Kim: Often times, visiting a new and unfamiliar place is an extremely emotional and unforgettable experience. What would you say was most challenging for you in trying to convey the emotions you felt during your trip to China in your series of work for this exhibition?
Bobbie “My work has almost always been about an idea of something, rather than actually reproducing an image of what I had seen. So if I’m thinking of a place, such as China, and I want to explore it in my art I have to find an essence to go after — vastness, motion, power, stillness, or quiet, for example.”

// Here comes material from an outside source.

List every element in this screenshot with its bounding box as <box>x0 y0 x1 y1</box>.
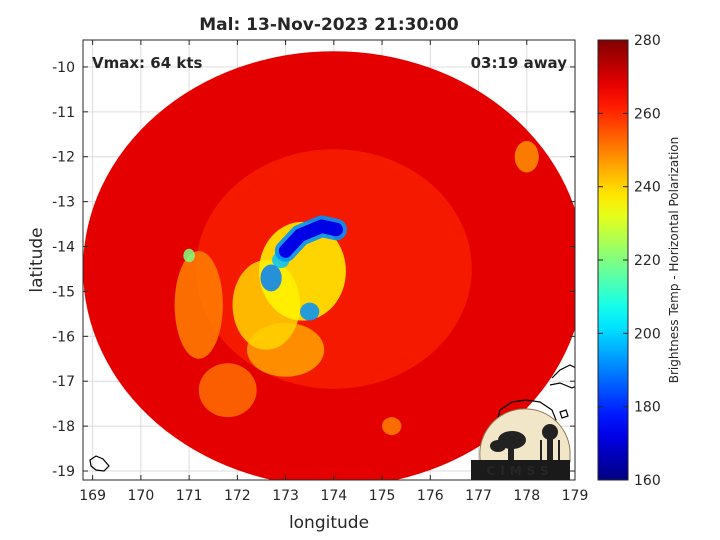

“My travels are largely introspective, and I don’t really have to go anywhere at all. My goal isn’t so much to portray explicit emotions as to just set something down. The viewer has to take it from there. “
Kim: Would you say that this body of art differs greatly from some of your past works that you have made, such as in terms of style or even the type of emotions projected in the pieces?
Bobbie: “My work for a long time has been complex and laborious and full of layers and indirect images. This body of art is a good representation in general of what I do, and when I do it well, the pieces are usually evocative.”
Not only is Bobbie an adventurous artist, but she is a collector as well, in which she gathers real-world applications around her, and uses that information as a part of her process.
Bobbie added as an afterthought: I collect words and thoughts that I like, the idea of them or even the sound of them. I write them in small journals that I keep all over the place, and recently came across this quote by author Henry Miller that I really really liked and that expresses what my work is all about and where it comes from: “The moment one gives close attention to anything, even a blade of grass, it becomes a mysterious, awesome, indescribably magnificent world in itself.”
Embark on a quest with Bobbie Adams in her exhibition, Remembering China. There will be an Artist Reception on September 11, from 1 – 4 pm at the 3rd Street Gallery, located on 45 N. Second St, Philadelphia.